The screenplay does a nice job of communicating the polite uneasiness that sometimes cloaks conversations with family members. "I tell you the good news and spare you the bad," Amy (Kate Beckinsale) tells Frank in a rare moment of frankness. Robert (Sam Rockwell) and Rose (Drew Barrymore) use similar tactics.

Unfortunately, once the movie has established its core concept -- the kids are all keeping up appearances to keep Dad happy -- it has nowhere else to go. Jones' dialogue is generally more believable than the storyline, which is essentially four mild variations on the same theme. The only episode that actually registers is Frank's visit with Robert, who still carries a few decades-old grudges about Frank's high-pressure child-rearing tactics. There's a little electricity in the interplay between Rockwell and DeNiro that is sadly absent in the rest of the film.
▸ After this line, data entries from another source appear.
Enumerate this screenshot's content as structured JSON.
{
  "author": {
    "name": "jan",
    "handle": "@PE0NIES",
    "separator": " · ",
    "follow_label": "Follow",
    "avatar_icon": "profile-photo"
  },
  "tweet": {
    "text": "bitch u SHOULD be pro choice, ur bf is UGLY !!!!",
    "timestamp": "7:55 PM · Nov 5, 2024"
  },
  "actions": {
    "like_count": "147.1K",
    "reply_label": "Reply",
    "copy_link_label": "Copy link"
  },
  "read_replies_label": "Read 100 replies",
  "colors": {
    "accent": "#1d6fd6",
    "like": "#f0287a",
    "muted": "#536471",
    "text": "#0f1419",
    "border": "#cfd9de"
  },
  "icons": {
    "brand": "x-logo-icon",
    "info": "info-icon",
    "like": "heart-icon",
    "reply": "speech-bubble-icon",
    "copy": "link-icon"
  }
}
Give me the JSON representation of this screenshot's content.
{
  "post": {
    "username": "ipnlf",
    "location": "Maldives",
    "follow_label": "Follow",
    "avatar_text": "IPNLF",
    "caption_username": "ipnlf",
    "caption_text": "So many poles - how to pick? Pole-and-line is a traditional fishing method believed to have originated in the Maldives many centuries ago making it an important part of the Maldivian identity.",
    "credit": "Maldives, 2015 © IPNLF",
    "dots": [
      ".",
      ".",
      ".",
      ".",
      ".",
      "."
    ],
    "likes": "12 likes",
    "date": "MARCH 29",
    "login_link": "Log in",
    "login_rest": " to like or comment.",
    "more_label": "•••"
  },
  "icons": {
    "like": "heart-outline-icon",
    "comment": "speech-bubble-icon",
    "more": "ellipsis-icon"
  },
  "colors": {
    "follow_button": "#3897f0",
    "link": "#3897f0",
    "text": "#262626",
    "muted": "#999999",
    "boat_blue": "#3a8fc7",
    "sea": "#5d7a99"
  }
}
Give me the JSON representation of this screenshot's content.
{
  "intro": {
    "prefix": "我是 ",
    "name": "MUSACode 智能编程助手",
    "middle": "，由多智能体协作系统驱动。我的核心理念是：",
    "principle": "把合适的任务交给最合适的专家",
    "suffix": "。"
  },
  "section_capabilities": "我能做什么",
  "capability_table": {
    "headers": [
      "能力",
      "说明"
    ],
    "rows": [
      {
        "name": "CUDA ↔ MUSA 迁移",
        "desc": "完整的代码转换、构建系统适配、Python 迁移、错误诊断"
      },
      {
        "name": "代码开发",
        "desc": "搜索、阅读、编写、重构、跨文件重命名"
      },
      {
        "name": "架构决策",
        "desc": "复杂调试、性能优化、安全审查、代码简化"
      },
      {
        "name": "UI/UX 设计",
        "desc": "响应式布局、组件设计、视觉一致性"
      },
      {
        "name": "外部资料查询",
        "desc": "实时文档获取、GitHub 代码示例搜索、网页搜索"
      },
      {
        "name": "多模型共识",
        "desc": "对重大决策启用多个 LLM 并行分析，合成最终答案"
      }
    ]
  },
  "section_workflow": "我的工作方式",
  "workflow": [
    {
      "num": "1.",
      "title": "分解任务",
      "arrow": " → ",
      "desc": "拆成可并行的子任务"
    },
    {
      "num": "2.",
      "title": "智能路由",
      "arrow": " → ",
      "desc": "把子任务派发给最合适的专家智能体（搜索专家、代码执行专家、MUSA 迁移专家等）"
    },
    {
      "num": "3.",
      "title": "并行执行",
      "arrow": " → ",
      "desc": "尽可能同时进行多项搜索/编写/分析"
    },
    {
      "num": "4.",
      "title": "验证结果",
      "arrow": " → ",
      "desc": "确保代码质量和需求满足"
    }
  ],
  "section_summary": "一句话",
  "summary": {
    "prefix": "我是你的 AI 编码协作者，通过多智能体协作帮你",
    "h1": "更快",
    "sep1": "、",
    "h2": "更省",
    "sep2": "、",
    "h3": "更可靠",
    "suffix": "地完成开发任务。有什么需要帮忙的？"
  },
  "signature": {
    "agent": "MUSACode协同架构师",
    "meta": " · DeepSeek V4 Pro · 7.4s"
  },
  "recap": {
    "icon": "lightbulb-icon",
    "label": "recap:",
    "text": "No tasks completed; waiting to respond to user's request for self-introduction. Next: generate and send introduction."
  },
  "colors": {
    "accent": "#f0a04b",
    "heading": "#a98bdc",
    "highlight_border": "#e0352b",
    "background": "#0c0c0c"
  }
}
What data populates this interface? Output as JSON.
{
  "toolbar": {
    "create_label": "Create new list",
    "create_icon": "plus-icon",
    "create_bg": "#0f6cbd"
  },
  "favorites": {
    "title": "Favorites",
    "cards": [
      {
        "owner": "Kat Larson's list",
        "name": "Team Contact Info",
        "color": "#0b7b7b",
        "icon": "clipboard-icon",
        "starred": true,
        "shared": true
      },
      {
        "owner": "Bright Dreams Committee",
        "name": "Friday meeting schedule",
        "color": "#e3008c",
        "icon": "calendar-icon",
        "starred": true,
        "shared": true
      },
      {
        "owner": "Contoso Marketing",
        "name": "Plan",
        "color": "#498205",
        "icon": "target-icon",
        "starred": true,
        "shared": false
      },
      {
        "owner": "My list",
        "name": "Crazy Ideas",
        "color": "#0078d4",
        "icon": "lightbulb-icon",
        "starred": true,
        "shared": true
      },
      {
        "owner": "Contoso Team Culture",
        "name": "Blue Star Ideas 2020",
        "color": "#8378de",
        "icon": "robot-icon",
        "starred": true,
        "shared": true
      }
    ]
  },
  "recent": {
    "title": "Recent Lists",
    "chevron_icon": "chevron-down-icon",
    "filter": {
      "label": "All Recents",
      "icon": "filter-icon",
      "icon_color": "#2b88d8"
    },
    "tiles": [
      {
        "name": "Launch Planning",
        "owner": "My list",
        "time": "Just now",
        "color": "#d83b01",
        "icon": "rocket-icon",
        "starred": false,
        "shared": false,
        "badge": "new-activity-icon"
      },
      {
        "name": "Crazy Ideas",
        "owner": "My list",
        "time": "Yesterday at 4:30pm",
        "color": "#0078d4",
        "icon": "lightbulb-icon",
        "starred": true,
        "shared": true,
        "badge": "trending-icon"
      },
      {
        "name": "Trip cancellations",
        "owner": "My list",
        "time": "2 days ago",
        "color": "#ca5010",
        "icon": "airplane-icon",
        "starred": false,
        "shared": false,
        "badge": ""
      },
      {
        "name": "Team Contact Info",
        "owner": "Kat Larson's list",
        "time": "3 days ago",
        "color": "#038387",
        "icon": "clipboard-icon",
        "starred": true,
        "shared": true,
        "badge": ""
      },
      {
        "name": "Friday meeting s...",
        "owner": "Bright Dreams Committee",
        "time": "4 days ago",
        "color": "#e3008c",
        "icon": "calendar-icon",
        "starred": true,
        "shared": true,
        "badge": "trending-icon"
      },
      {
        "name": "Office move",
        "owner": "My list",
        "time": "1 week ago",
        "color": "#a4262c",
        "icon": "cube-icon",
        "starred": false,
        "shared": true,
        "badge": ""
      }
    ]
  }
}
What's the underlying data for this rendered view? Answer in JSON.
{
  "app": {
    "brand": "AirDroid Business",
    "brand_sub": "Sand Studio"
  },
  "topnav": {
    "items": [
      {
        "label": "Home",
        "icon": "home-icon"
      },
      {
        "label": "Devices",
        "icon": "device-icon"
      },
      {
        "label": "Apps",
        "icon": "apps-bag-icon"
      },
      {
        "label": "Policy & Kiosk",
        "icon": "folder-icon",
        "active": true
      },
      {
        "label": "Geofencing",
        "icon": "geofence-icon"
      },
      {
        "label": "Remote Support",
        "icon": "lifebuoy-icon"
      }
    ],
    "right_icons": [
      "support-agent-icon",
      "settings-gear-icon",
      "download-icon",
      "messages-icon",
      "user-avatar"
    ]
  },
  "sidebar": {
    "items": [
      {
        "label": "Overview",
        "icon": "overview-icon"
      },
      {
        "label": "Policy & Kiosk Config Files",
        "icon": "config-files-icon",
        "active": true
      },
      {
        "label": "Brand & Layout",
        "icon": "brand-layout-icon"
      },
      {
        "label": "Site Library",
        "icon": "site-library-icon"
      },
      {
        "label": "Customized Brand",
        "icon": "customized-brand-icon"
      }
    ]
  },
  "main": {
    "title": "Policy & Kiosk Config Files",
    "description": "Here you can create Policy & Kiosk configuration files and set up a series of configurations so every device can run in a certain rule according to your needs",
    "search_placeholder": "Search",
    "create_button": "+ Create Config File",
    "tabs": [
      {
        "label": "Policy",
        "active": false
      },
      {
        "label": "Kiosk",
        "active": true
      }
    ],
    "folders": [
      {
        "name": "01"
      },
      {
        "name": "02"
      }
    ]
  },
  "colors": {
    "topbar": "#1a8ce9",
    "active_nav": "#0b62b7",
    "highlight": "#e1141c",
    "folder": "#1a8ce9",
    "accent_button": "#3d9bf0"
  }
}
DeNiro plays Frank with a gentle low-key charm that's refreshing to see. Beckinsale and Barrymore are each burdened with unconvincing characters and semi-silly situations. In case someone out there doesn't pick up on the conspicuous clues Jones drops that Amy, Robert and Rose are not the shining successes they claim to be, the movie includes a painfully clunky dream sequence in which Frank analyzes everything he has seen and exposes all the unpleasantries they've hoped to hide.

Perhaps the truth will set them all free, but it doesn't make the film any more credible. The phrase "I'll come visit as soon as I can" is repeated throughout "Everybody's Fine" and, like those reassuring words, the movie is well-intentioned but ultimately unconvincing.